De forma unânime, os nove membros do Comitê de Política Monetária (Copom), do Banco Central do Brasil decidiram manter a taxa básica de juros (Selic) em 10,75% ao ano, após uma longa sequência de reduções. Todos os diretores e os qualificados economistas da assessoria técnica do BC entendem que os cenários local e internacional apresentam riscos que ainda não permitem afirmar que a inflação, atualmente em 3,93%, cairá para a meta de 3%, estabelecida pelo governo federal. Lembro que a inflação está dentro da banda de variação da meta que vai de 1,5% a 4,5%.
Na teoria econômica, a taxa de juros é o principal instrumento de política monetária para conter o consumo das famílias e das empresas e, assim, frear a alta da inflação. Assim, manter a taxa de juros em patamar elevado, ajuda a inibir a pressão sobre os preços e reduzir a trajetória da inflação, conduzindo-a para a meta.
A decisão de iniciar movimento contracionista e interromper a redução da taxa de juros já era esperada por analistas, bancos, investidores e gestores de recursos.
Com a medida de manutenção da Selic já precificada, a grande notícia da semana foram as fortes críticas do Presidente Lula direcionadas à diretoria do Banco Central, particularmente ao seu presidente, o executivo financeiro Roberto Campos Neto. Lula criticou também a lei que estabeleceu a autonomia da autoridade monetária do Brasil.
As reclamações do presidente Lula são desnecessárias, inócuas e inoportunas. Ditas um pouco antes da última reunião, soaram como uma pressão explícita sobre os diretores. Ao mesmo tempo, pareciam insinuar que, caso a inflação venha a subir, a culpa é da taxa de juros alta e que o Banco Central não a reduz simplesmente porque não quer.

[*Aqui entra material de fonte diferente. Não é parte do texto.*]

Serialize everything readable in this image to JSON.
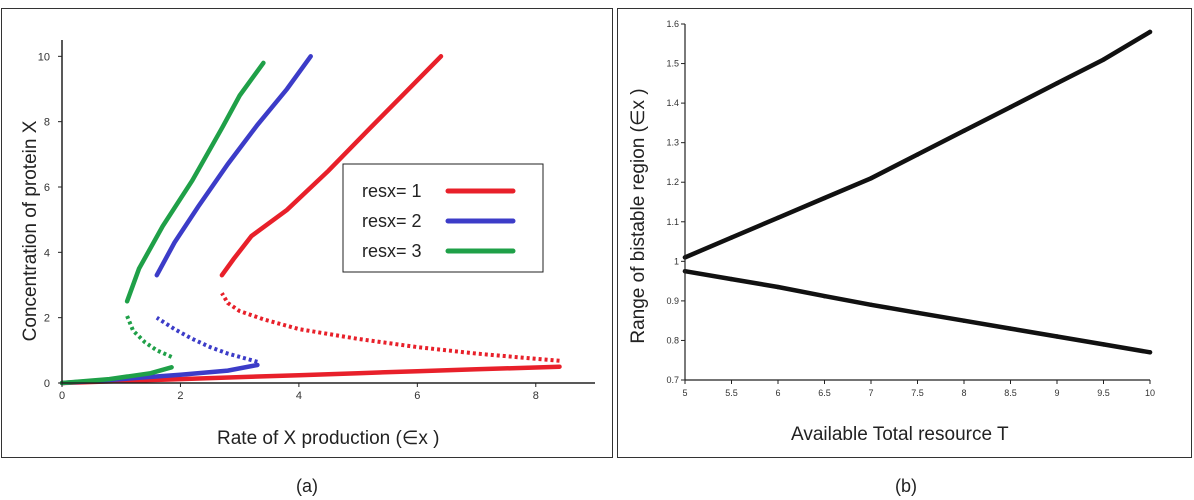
{
  "captions": {
    "a": "(a)",
    "b": "(b)"
  },
  "chart_data": [
    {
      "type": "line",
      "xlabel": "Rate of X production (∈x )",
      "ylabel": "Concentration of protein X",
      "xlim": [
        0,
        9
      ],
      "ylim": [
        0,
        10.5
      ],
      "xticks": [
        "0",
        "2",
        "4",
        "6",
        "8"
      ],
      "yticks": [
        "0",
        "2",
        "4",
        "6",
        "8",
        "10"
      ],
      "grid": false,
      "legend_position": "center-right",
      "series": [
        {
          "name": "resx= 1",
          "color": "#e8202a",
          "stable_low": [
            [
              0,
              0
            ],
            [
              1,
              0.06
            ],
            [
              2,
              0.12
            ],
            [
              3,
              0.18
            ],
            [
              4,
              0.24
            ],
            [
              5,
              0.3
            ],
            [
              6,
              0.36
            ],
            [
              7,
              0.42
            ],
            [
              8.4,
              0.5
            ]
          ],
          "unstable": [
            [
              8.4,
              0.68
            ],
            [
              8,
              0.74
            ],
            [
              7,
              0.9
            ],
            [
              6,
              1.1
            ],
            [
              5,
              1.35
            ],
            [
              4,
              1.65
            ],
            [
              3.4,
              1.95
            ],
            [
              3.0,
              2.2
            ],
            [
              2.8,
              2.45
            ],
            [
              2.7,
              2.75
            ]
          ],
          "stable_high": [
            [
              2.7,
              3.3
            ],
            [
              2.9,
              3.8
            ],
            [
              3.2,
              4.5
            ],
            [
              3.8,
              5.3
            ],
            [
              4.5,
              6.5
            ],
            [
              5.2,
              7.8
            ],
            [
              5.8,
              8.9
            ],
            [
              6.4,
              10
            ]
          ]
        },
        {
          "name": "resx= 2",
          "color": "#3c3cc8",
          "stable_low": [
            [
              0,
              0
            ],
            [
              1,
              0.12
            ],
            [
              2,
              0.25
            ],
            [
              2.8,
              0.38
            ],
            [
              3.3,
              0.55
            ]
          ],
          "unstable": [
            [
              3.3,
              0.65
            ],
            [
              3.1,
              0.75
            ],
            [
              2.8,
              0.9
            ],
            [
              2.5,
              1.1
            ],
            [
              2.2,
              1.35
            ],
            [
              1.9,
              1.65
            ],
            [
              1.6,
              2.0
            ]
          ],
          "stable_high": [
            [
              1.6,
              3.3
            ],
            [
              1.9,
              4.3
            ],
            [
              2.3,
              5.4
            ],
            [
              2.8,
              6.7
            ],
            [
              3.3,
              7.9
            ],
            [
              3.8,
              9.0
            ],
            [
              4.2,
              10
            ]
          ]
        },
        {
          "name": "resx= 3",
          "color": "#1fa048",
          "stable_low": [
            [
              0,
              0
            ],
            [
              0.8,
              0.12
            ],
            [
              1.5,
              0.3
            ],
            [
              1.85,
              0.48
            ]
          ],
          "unstable": [
            [
              1.85,
              0.8
            ],
            [
              1.6,
              1.0
            ],
            [
              1.4,
              1.25
            ],
            [
              1.2,
              1.6
            ],
            [
              1.1,
              2.05
            ]
          ],
          "stable_high": [
            [
              1.1,
              2.5
            ],
            [
              1.3,
              3.5
            ],
            [
              1.7,
              4.8
            ],
            [
              2.2,
              6.2
            ],
            [
              2.7,
              7.8
            ],
            [
              3.0,
              8.8
            ],
            [
              3.4,
              9.8
            ]
          ]
        }
      ]
    },
    {
      "type": "line",
      "xlabel": "Available Total resource T",
      "ylabel": "Range of bistable region (∈x )",
      "xlim": [
        5,
        10
      ],
      "ylim": [
        0.7,
        1.6
      ],
      "xticks": [
        "5",
        "5.5",
        "6",
        "6.5",
        "7",
        "7.5",
        "8",
        "8.5",
        "9",
        "9.5",
        "10"
      ],
      "yticks": [
        "0.7",
        "0.8",
        "0.9",
        "1",
        "1.1",
        "1.2",
        "1.3",
        "1.4",
        "1.5",
        "1.6"
      ],
      "grid": false,
      "series": [
        {
          "color": "#111111",
          "x": [
            5,
            5.5,
            6,
            6.5,
            7,
            7.5,
            8,
            8.5,
            9,
            9.5,
            10
          ],
          "y": [
            1.01,
            1.06,
            1.11,
            1.16,
            1.21,
            1.27,
            1.33,
            1.39,
            1.45,
            1.51,
            1.58
          ]
        },
        {
          "color": "#111111",
          "x": [
            5,
            5.5,
            6,
            6.5,
            7,
            7.5,
            8,
            8.5,
            9,
            9.5,
            10
          ],
          "y": [
            0.975,
            0.955,
            0.935,
            0.912,
            0.89,
            0.87,
            0.85,
            0.83,
            0.81,
            0.79,
            0.77
          ]
        }
      ]
    }
  ]
}
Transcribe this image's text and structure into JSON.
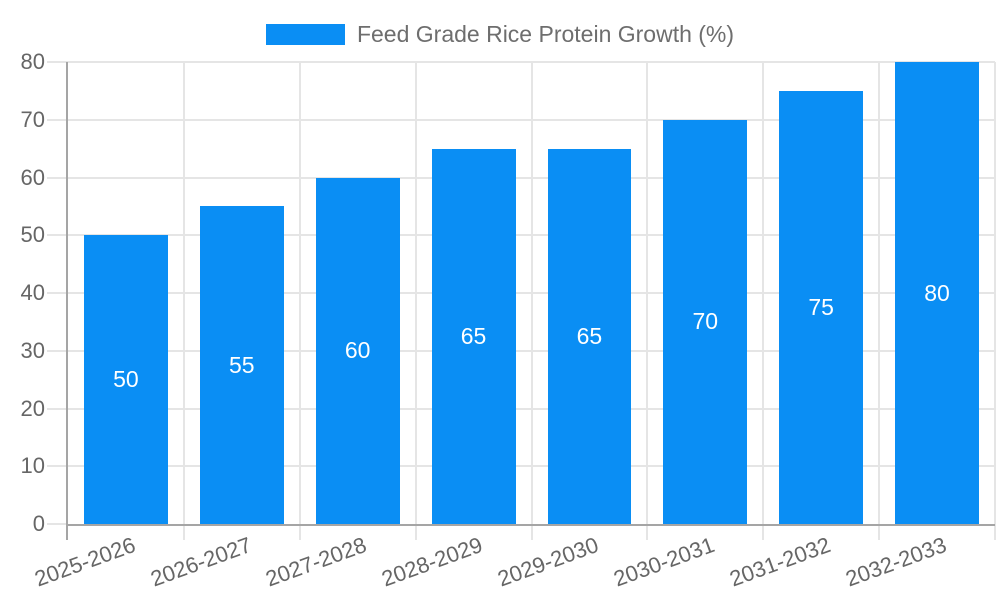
{
  "chart_data": {
    "type": "bar",
    "title": "Feed Grade Rice Protein Growth (%)",
    "legend_position": "top",
    "legend_entries": [
      "Feed Grade Rice Protein Growth (%)"
    ],
    "categories": [
      "2025-2026",
      "2026-2027",
      "2027-2028",
      "2028-2029",
      "2029-2030",
      "2030-2031",
      "2031-2032",
      "2032-2033"
    ],
    "values": [
      50,
      55,
      60,
      65,
      65,
      70,
      75,
      80
    ],
    "value_labels": [
      "50",
      "55",
      "60",
      "65",
      "65",
      "70",
      "75",
      "80"
    ],
    "value_labels_inside_bars": true,
    "xlabel": "",
    "ylabel": "",
    "ylim": [
      0,
      80
    ],
    "yticks": [
      0,
      10,
      20,
      30,
      40,
      50,
      60,
      70,
      80
    ],
    "grid": true,
    "x_tick_rotation_deg": -20,
    "bar_color": "#0a8ef4",
    "value_label_color": "#ffffff",
    "axis_text_color": "#666666",
    "legend_text_color": "#6e6e6e"
  }
}
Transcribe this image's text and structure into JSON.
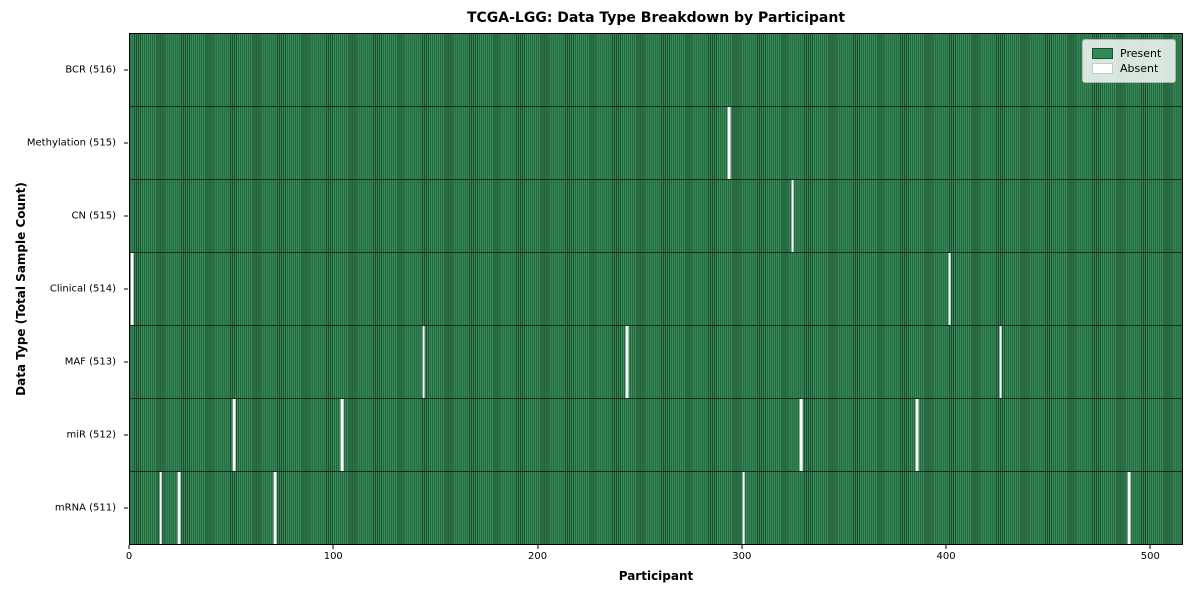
{
  "chart_data": {
    "type": "heatmap",
    "title": "TCGA-LGG: Data Type Breakdown by Participant",
    "xlabel": "Participant",
    "ylabel": "Data Type (Total Sample Count)",
    "x_ticks": [
      0,
      100,
      200,
      300,
      400,
      500
    ],
    "x_range": [
      0,
      516
    ],
    "total_participants": 516,
    "grid": false,
    "legend_position": "upper right",
    "colors": {
      "present": "#2e8b57",
      "present_edge": "#1d4d31",
      "absent": "#ffffff",
      "row_divider": "#081c10",
      "plot_border": "#000000"
    },
    "legend": [
      {
        "label": "Present",
        "color": "#2e8b57",
        "edge": "#1d4d31"
      },
      {
        "label": "Absent",
        "color": "#ffffff",
        "edge": "#c9c9c9"
      }
    ],
    "rows": [
      {
        "label": "BCR (516)",
        "data_type": "BCR",
        "present_count": 516,
        "absent_participants": []
      },
      {
        "label": "Methylation (515)",
        "data_type": "Methylation",
        "present_count": 515,
        "absent_participants": [
          294
        ]
      },
      {
        "label": "CN (515)",
        "data_type": "CN",
        "present_count": 515,
        "absent_participants": [
          325
        ]
      },
      {
        "label": "Clinical (514)",
        "data_type": "Clinical",
        "present_count": 514,
        "absent_participants": [
          1,
          402
        ]
      },
      {
        "label": "MAF (513)",
        "data_type": "MAF",
        "present_count": 513,
        "absent_participants": [
          144,
          244,
          427
        ]
      },
      {
        "label": "miR (512)",
        "data_type": "miR",
        "present_count": 512,
        "absent_participants": [
          51,
          104,
          329,
          386
        ]
      },
      {
        "label": "mRNA (511)",
        "data_type": "mRNA",
        "present_count": 511,
        "absent_participants": [
          15,
          24,
          71,
          301,
          490
        ]
      }
    ]
  }
}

A decisão por unanimidade mostra que a pressão sobre os diretores não funcionou. A taxa de juros alta não define inflação. Ao contrário, é a inflação alta que exige dos bancos centrais o aumento da taxa de juros para induzir as pessoas e empresas a consumirem menos.
É bem verdade que o presidente do BC, Roberto Campos Neto, cometeu erros que dão margens a críticas. Foi votar, em 2022, com uma camisa amarela que indicava seu voto no ex-presidente Bolsonaro que o indicou ao cargo. Em recente jantar em sua homenagem, oferecido pelo governador Tarciso Freitas, de São Paulo, disse estar preparado para ser seu ministro da Fazenda quando se elegesse presidente da república. Provocações pueris e desnecessárias. Especialmente em ambiente político tensionado e polarizado. Mais grave ainda por ser o primeiro a presidir o banco central independente. Ignorou os limites de prudência e diplomacia impostos pelo cargo.

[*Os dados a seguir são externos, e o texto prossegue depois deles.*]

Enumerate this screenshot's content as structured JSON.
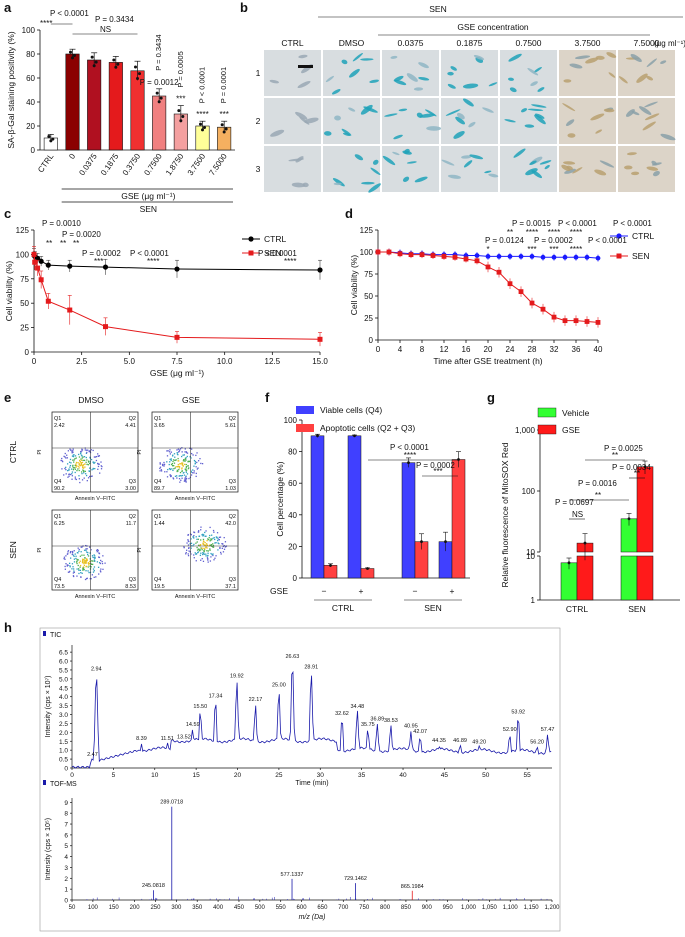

A autonomia do BC no Brasil ainda é uma experiência nova, sem longo histórico. Como uma criança dando os primeiros passos. Não se pode baixar a guarda para os críticos e aqueles que sempre foram contrários.
A independência do Banco Central funciona de forma simples: o Banco Central recebe um mandato, dado pelo parlamento, para conduzir a inflação para uma meta definida pelo executivo federal. Sem interferência política, o BC transmite confiança que perseguirá e atingirá a meta, o que ajuda a manter a inflação sob controle. Seus nove diretores, o presidente inclusive, são indicados pela Presidência da República e confirmados pelo Senado Federal para um mandato de quatro anos. Não podem ser demitidos, a não ser em caso de crime ou falta grave.

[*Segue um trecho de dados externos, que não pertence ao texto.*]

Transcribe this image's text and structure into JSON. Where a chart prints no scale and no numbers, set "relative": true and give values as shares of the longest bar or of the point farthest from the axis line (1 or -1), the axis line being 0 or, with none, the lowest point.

O presidente Lula precisa entender que o BC autônomo, sem interferências políticas, ajuda o governo, ao combater a inflação. Inflação alta é um componente que realmente derruba a popularidade de qualquer governo, como está devidamente provado com os 30 anos do Plano Real.
A independência do Banco Central sempre foi um tema que incomoda o político Luís Inácio Lula da Silva e os partidos de esquerda e centro-esquerda. Mas precisamos lembrar que a independência do banco central da Inglaterra foi implantada pelo Partido Trabalhista, em 1997, durante a gestão do Primeiro Ministro Tony Blair. Em 2003, Lua nomeou o banqueiro Henrique Meirelles para o Banco Central, deu plena autonomia e o manteve por oito anos, mesmo quando o BC precisou levar a taxa de juros a 26,5% para combater a inflação. Quando Meirelles deixou o BC, a Selic estava em 8,75%.
O Brasil está crescendo acima das expectativas iniciais, com aumento do emprego, da renda e do consumo. No primeiro trimestre de 2024 houve crescimento do investimento. Há, pois, motivos mais nobres para se tratar do que destratar os diretores do Banco Central.